|Pegu Club Cocktail|
So, this morning we arose early and opened all the windows in our flat, before heading out for a walk in Arnold Arboretum, where the spring blossoms were exploding in clouds of white and pink, and the air was redolent with that hint of citrus and perfume that those first blooms possess... A scent one can only fall short of explaining, for how can words, in their relative permanence, capture the weightlessness of that exotic fragrance? It was warm outside, for the first time of the year, and residents of the neighborhood were out en masse, as were the more adventurous tourists.
We walked for a few hours through the Arboretum and absorbed the warm, pine- and blossom-scented air. I took in some sun, trying vainly to restore the fading color earned during a recent vacation in Hawaii (more on that later, when relating the magic of a true Mai Tai). And then we returned home, and I made my second-ever Pegu Club Cocktail.
The Pegu Club of Rangoon was located in the far reaches of Burma (Myanmar today) during the era of British colonialism. I am not sure if it still exists. Sequestered in their sweltering outpost, the British colonists took refuge in their club, and enjoyed their gins and tonic or "Pink Gins" (gin and Angostura bitters). Luckily for them, the Pegu Club devised the cocktail which ended up taking its name.
It is refreshing and lovely to look at, with the herbal nature of gin, the tart note of citrus, and the sweet hint of orange. The beauty of the Pegu Club is that you can change the nuance of the flavor with variations in the amount of bitters you use. I haven't really broken from the recipe (which is taken from Gary Regan's Joy of Mixology), but I have adjusted the use of bitters, and in doing so, have had a few distinctly unique experiences with the Pegu Club.
I used Rogue Spirit's Spruce Gin (from Oregon), but it is probably made more frequently with Bombay or Tanqueray (or any of the London dry gins); you could try it with Hendrick's, or your favorite dry gin, for various nuances. Perhaps somebody has tried it with genever or other styled gins. It would be an interesting experiment.
2 oz gin
1/2 oz fresh squeezed lime juice
1 oz Cointreau
2 generous dashes of Angostura bitters
2 modest dashes of Regan's orange bitters*
Shake it hard with ice. Strain it into a chilled cocktail glass. Gaze at the beautiful color. Clink glasses. Savor the flavor. I don't use a garnish but you could use a lime wheel or lime peel. "They" say grapefruit peel might be nice with this too. I'd say it is fine without any of those.

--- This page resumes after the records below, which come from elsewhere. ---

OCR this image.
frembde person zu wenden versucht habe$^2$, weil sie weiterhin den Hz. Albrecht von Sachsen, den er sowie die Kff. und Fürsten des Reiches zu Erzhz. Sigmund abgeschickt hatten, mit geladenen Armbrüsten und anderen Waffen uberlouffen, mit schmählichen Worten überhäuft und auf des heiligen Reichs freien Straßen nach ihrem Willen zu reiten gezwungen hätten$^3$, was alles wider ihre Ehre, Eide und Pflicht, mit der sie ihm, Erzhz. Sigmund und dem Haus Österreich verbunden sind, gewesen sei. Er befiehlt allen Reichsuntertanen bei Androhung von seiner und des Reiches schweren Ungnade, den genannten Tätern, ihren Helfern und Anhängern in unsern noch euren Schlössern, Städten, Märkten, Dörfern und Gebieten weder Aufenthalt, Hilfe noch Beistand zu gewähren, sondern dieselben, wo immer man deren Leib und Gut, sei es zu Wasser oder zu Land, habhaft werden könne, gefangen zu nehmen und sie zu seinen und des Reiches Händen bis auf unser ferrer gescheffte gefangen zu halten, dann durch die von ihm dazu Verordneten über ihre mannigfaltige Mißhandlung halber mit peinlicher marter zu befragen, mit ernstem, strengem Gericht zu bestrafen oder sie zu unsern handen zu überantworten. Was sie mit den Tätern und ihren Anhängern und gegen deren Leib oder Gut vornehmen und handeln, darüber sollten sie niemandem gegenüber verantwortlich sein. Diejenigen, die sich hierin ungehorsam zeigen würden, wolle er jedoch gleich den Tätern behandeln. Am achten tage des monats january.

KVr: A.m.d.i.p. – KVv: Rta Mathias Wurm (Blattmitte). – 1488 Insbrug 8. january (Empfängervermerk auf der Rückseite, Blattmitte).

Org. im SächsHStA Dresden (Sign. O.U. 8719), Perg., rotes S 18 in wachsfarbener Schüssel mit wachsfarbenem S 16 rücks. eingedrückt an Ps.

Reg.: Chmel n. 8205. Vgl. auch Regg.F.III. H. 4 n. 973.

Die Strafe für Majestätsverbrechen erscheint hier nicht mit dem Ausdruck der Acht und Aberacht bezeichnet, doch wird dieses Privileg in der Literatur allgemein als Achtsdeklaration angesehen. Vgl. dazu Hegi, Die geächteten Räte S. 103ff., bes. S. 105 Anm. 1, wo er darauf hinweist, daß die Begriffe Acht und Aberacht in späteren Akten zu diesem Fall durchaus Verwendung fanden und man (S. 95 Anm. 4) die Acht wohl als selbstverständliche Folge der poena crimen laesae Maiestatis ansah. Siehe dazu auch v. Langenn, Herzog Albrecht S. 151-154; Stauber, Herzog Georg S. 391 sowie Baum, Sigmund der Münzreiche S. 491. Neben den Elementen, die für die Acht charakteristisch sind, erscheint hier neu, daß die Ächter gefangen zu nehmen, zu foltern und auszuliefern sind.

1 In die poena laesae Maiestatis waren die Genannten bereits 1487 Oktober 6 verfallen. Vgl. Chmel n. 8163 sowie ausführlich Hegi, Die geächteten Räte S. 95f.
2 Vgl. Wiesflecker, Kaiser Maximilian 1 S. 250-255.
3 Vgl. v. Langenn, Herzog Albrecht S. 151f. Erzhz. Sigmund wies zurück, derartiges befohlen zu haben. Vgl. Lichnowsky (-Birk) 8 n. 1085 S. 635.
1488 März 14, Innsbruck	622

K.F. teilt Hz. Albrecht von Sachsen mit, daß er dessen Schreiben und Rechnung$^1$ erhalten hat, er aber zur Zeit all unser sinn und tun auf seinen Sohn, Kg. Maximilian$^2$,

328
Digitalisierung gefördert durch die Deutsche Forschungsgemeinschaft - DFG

*Ah, the bitters. This is the element of any cocktail which truly makes all the difference. How many dashes? Which brand? I enjoy using Regan's orange bitters in this, two small dashes. It is a more bitter orange flavor than Fee Brothers orange bitters, in my humble opinion. I'd like to try it with Angostura orange bitters too. By the way, the Angostura bitters in this drink provide it's marvelous hue. A sunset color, sort of. Vary your Angostura and see what happens. I use two generous dashes in my version.